At Ed Trust, we believe there needs to be institutional responsibility for college student outcomes. But those expectations should be coupled with resources and support to improve. And there needs to be an explicit focus on equity, including holding wealthy institutions responsible for enrolling and supporting low-income students and students of color. Currently, the U.S. higher education policy landscape does none of that.

Enter the Access, Success, and Persistence In Reshaping Education Act (ASPIRE): Introduced this week by Senators Coons (D-DE) and Isakson (R-GA), the bill seeks to better align the over $70 billion that the federal government invests in higher education with efforts to improve student outcomes and equity. It would incentivize four-year institutions to expand access to higher education for low-income students and increase graduation rates for all students. Low-income students and students of color — who often are less likely to graduate, more likely to take on more debt, and struggle to repay their student loans than their higher income and White peers — stand to benefit greatly.

The ASPIRE Act takes a Robin Hood approach: Wealthy institutions that enroll too few low-income students will face a financial penalty. Those resources would then be devoted to campuses serving large proportions of low-income students that are making active efforts to improve completion rates. Campuses that receive the additional resources would also be subject to higher access and completion standards. The bill also rewards institutions that are already on the right track when it comes to access and completion by making additional competitive funding available for completion efforts, with priority for minority-serving institutions. Finally, it offers institutions with high access and completion rates the chance to apply for non-financial rewards, such as bonus points in federal competitive grants or a reduced regulatory burden.

This is not the first policy to try to address access and completion issues. But the ASPIRE Act would go further than any other existing federal policy to align funding with outcomes. And that’s a good thing. But as with other attempts to make higher education funding more aligned with student outcomes, there’s the potential for adverse consequences. Performance or outcomes-based funding, for example, has led to campuses limiting access and opportunity, especially for groups with the lowest completion rates (i.e., low-income students and students of color).

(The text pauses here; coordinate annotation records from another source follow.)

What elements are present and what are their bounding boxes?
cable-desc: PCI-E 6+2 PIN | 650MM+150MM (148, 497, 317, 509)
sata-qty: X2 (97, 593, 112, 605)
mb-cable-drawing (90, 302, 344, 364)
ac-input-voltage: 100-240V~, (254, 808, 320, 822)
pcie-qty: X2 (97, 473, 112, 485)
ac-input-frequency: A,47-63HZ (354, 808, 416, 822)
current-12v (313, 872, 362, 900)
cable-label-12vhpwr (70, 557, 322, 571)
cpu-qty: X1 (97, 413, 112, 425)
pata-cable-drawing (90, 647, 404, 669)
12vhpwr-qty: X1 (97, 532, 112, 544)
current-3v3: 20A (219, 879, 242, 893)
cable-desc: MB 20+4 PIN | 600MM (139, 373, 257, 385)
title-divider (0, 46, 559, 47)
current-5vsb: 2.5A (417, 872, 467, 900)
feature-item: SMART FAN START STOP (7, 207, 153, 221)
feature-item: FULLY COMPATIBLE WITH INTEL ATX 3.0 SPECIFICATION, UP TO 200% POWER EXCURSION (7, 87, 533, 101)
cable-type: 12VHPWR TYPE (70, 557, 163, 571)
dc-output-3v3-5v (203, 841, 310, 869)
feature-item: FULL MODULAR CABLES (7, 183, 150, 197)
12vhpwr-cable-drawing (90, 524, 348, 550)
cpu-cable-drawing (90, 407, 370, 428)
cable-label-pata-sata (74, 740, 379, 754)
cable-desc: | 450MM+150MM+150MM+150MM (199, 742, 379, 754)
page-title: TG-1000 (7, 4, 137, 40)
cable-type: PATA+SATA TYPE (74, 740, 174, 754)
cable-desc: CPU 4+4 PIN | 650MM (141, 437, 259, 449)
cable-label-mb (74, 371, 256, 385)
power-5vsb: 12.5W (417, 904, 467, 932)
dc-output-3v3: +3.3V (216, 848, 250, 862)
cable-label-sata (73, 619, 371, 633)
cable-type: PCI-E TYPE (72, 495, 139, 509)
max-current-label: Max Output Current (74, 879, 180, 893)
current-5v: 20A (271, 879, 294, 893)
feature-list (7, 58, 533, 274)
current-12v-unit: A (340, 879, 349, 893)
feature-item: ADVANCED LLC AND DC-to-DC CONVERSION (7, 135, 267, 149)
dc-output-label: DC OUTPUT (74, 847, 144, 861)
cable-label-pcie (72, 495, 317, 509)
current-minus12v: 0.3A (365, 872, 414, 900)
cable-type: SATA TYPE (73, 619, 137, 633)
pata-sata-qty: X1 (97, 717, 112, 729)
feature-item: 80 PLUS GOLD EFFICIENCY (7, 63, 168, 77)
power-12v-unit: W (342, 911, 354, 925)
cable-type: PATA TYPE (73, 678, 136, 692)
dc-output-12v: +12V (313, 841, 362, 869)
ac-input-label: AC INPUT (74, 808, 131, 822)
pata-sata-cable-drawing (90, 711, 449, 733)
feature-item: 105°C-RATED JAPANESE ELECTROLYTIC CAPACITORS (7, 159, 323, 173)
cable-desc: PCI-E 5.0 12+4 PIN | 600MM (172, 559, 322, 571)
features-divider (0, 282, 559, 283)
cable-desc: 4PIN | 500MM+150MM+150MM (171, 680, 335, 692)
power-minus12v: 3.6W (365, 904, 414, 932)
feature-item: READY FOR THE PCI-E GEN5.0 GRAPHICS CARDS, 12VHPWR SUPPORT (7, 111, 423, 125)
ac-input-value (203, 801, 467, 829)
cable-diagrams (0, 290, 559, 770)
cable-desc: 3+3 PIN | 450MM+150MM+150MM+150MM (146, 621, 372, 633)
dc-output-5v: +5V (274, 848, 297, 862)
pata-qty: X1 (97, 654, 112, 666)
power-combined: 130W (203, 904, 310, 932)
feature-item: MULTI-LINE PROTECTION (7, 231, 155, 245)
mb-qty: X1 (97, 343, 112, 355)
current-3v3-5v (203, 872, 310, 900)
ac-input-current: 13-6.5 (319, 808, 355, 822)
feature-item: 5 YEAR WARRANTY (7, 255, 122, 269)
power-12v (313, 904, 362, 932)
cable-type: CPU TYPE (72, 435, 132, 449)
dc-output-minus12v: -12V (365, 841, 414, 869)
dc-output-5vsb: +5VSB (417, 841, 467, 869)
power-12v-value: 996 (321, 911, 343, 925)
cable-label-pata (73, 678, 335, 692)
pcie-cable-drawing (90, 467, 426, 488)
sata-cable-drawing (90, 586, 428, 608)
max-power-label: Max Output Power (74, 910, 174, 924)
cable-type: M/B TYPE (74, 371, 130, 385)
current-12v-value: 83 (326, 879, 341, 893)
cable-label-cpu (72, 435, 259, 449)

As with any policy, then, we must examine the impact the ASPIRE Act would have on access and opportunity for low-income students and students of color. Based on how the bill defines “performance,” our analysis determined that Black students are overrepresented at the campuses that will be among the bottom performers on graduation. And campuses such as for-profit colleges and historically Black colleges and universities (HBCUs) that serve large proportions of low-income students and students of color are overrepresented among the institutions that will be among the bottom performers on graduation.

However, these HBCUs would also be eligible for more resources for completion focused initiatives, which is critical. And the bill will push schools with higher completion rates to increase access for low-income students, and along with it, increase the likelihood that more low-income students graduate from college.

The ASPIRE Act is not perfect. There are nuances to the bill that warrant further discussion and debate. Still, as work on reauthorizing the Higher Education Act begins in Congress, the ASPIRE Act provides an example of how to incorporate an equity focus into a policy approach that holds campuses responsible for student outcomes for all types of students, regardless of race/ethnicity or family income.